As Roberts said, players are not currently allowed to own stakes in franchises. In all likelihood, they never will be. Even if players ask for it when the current CBA expires in 2024, owners are unlikely to surrender such a valuable chip without serious concessions on other issues. 

Even if it did become allowable, the idea raises a number of logistical questions. For example, would the players as a whole be guaranteed a certain percentage of team ownership, or would equity be something that individual players, likely superstars, could negotiate for? 

If it’s the latter, how exactly would that practice work in conjunction with the league’s max salary? Currently, players are limited to predefined percentages of the salary cap, which is expressed in dollar figures. Team valuations are somewhat nebulous. Would players be allowed to negotiate for a predefined percentage of a team, or would a third-party need to appraise each team annually to ensure that no team could offer more than the cash equivalent of the max in equity? 

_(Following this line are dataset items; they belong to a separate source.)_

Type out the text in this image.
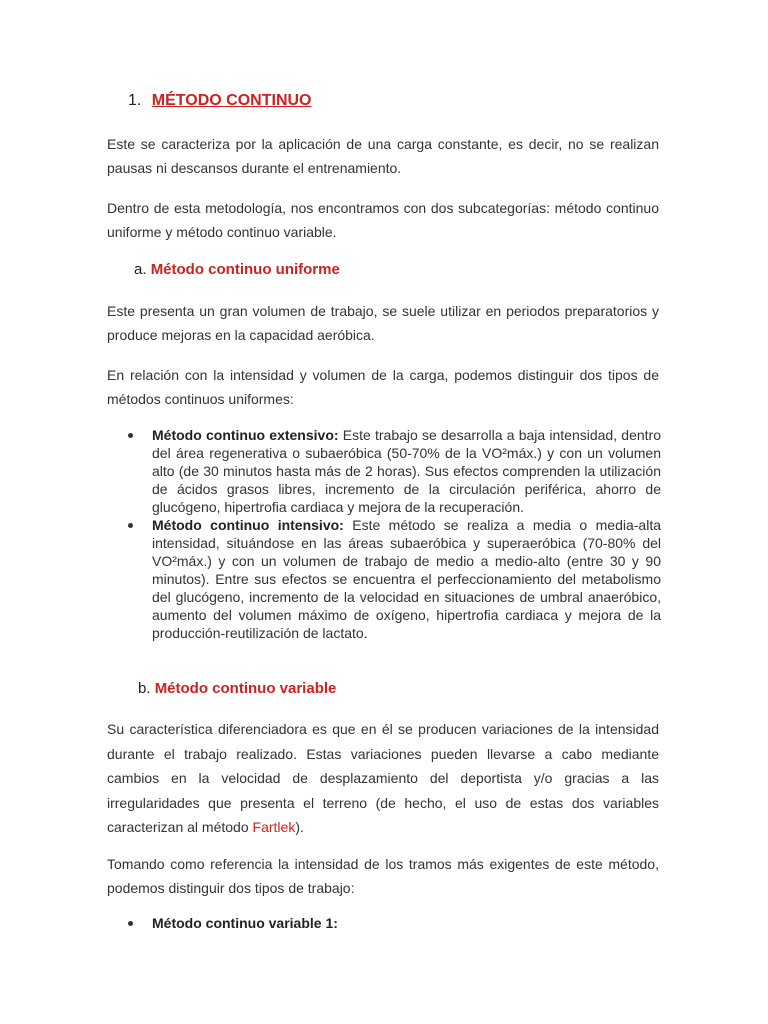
1. MÉTODO CONTINUO

Este se caracteriza por la aplicación de una carga constante, es decir, no se realizan pausas ni descansos durante el entrenamiento.

Dentro de esta metodología, nos encontramos con dos subcategorías: método continuo uniforme y método continuo variable.

a. Método continuo uniforme

Este presenta un gran volumen de trabajo, se suele utilizar en periodos preparatorios y produce mejoras en la capacidad aeróbica.

En relación con la intensidad y volumen de la carga, podemos distinguir dos tipos de métodos continuos uniformes:

Método continuo extensivo: Este trabajo se desarrolla a baja intensidad, dentro del área regenerativa o subaeróbica (50-70% de la VO²máx.) y con un volumen alto (de 30 minutos hasta más de 2 horas). Sus efectos comprenden la utilización de ácidos grasos libres, incremento de la circulación periférica, ahorro de glucógeno, hipertrofia cardiaca y mejora de la recuperación.
Método continuo intensivo: Este método se realiza a media o media-alta intensidad, situándose en las áreas subaeróbica y superaeróbica (70-80% del VO²máx.) y con un volumen de trabajo de medio a medio-alto (entre 30 y 90 minutos). Entre sus efectos se encuentra el perfeccionamiento del metabolismo del glucógeno, incremento de la velocidad en situaciones de umbral anaeróbico, aumento del volumen máximo de oxígeno, hipertrofia cardiaca y mejora de la producción-reutilización de lactato.
b. Método continuo variable

Su característica diferenciadora es que en él se producen variaciones de la intensidad durante el trabajo realizado. Estas variaciones pueden llevarse a cabo mediante cambios en la velocidad de desplazamiento del deportista y/o gracias a las irregularidades que presenta el terreno (de hecho, el uso de estas dos variables caracterizan al método Fartlek).

Tomando como referencia la intensidad de los tramos más exigentes de este método, podemos distinguir dos tipos de trabajo:

Método continuo variable 1:
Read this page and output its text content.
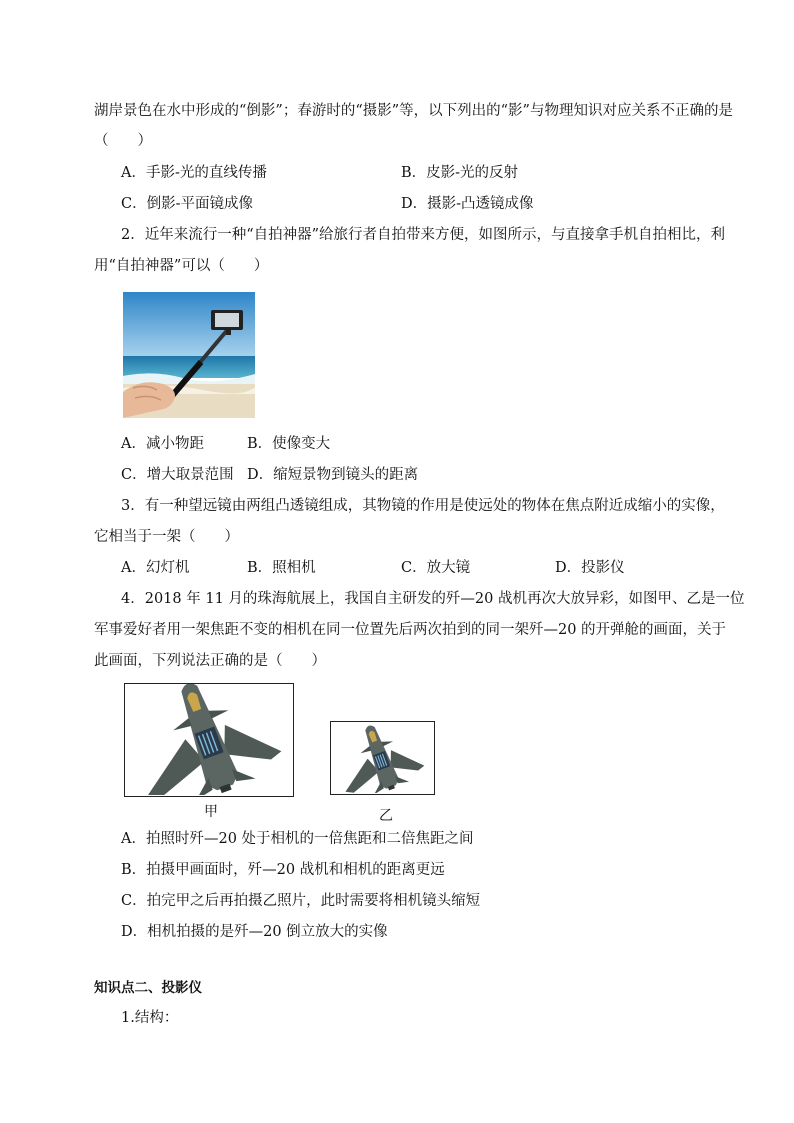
湖岸景色在水中形成的“倒影”；春游时的“摄影”等，以下列出的“影”与物理知识对应关系不正确的是
（　　）
A．手影-光的直线传播	B．皮影-光的反射
C．倒影-平面镜成像	D．摄影-凸透镜成像
2．近年来流行一种“自拍神器”给旅行者自拍带来方便，如图所示，与直接拿手机自拍相比，利
用“自拍神器”可以（　　）
A．减小物距	B．使像变大
C．增大取景范围 D．缩短景物到镜头的距离
3．有一种望远镜由两组凸透镜组成，其物镜的作用是使远处的物体在焦点附近成缩小的实像，
它相当于一架（　　）
A．幻灯机	B．照相机	C．放大镜	D．投影仪
4．2018 年 11 月的珠海航展上，我国自主研发的歼—20 战机再次大放异彩，如图甲、乙是一位
军事爱好者用一架焦距不变的相机在同一位置先后两次拍到的同一架歼—20 的开弹舱的画面，关于
此画面，下列说法正确的是（　　）
甲	乙
A．拍照时歼—20 处于相机的一倍焦距和二倍焦距之间
B．拍摄甲画面时，歼—20 战机和相机的距离更远
C．拍完甲之后再拍摄乙照片，此时需要将相机镜头缩短
D．相机拍摄的是歼—20 倒立放大的实像
知识点二、投影仪
1.结构：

And let’s say, for instance, a player negotiated for an ownership stake in a team, but then left through either a trade or free agency. Would they be bought of their share? Would they lose it outright? It wouldn’t be competitively viable for a player to own a stake in a team that he doesn’t play for. That would create a conflict of interest. So how would players and teams handle movement? 

In theory, it could prove to be a somewhat elegant solution to the league’s current issue with superstar movement. Perhaps players would be more inclined to remain with small-market or non-competitive teams if they were financially incentivized to help turn those teams around. That sort of investment might create a sort of economic loyalty that would make it easier for certain teams to retain their best players. 

For now, this is just an idea, and an unlikely one at that. But it’s one that recognizes the reality that players are missing out on the most lucrative element of their own business. Whether or not this proves viable remains to be seen.